Abstract: We target highly nonlinear fluid models with von Mises yield critera that give rise to optimization problems with Hessians exhibiting a problematic (near) null space upon linearization with Newton’s method.
The null space is caused by a projector-type coefficient in the Hessian, which is created by terms in the objective functional that resemble the $L^1$-norm. This occurs, for example, in nonlinear incompressible Stokes flow in Earth’s mantle with plastic yielding rheology, which effectively limits stresses in the mantle by weakening the viscosity depending on the strain rate. Using a standard Newton linearization for such an application is known to produce severe Newton step-length reductions due to backtracking line search and stagnating nonlinear convergence. Additionally, these effects become increasingly prevalent as the mesh is refined.

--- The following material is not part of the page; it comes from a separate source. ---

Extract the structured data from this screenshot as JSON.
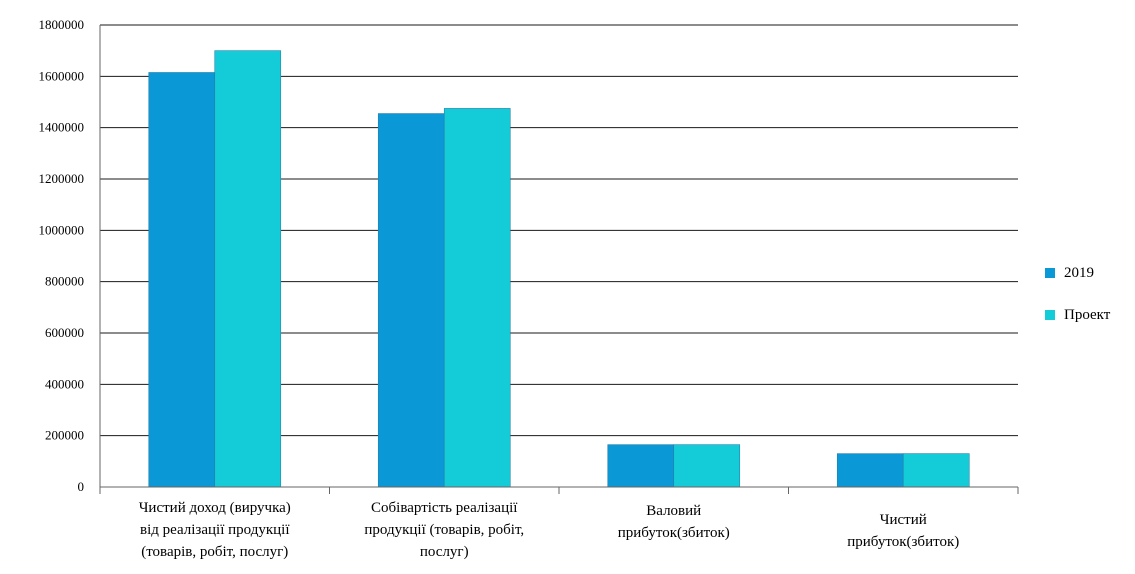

We analyze issues with the standard Newton linearization in an abstract setting and propose an improved linearization, which can be applied straightforwardly to Stokes flow with yielding and other applications as total variation regularization.
Finally, numerical experiments compare the standard and improved Newton linearizations in practice. When we employ our improved linearization within our inexact Newton-Krylov method, a fast and highly robust nonlinear solver is attained that exhibits mesh-independent convergence and scales to large numbers of cores with high parallel efficiency.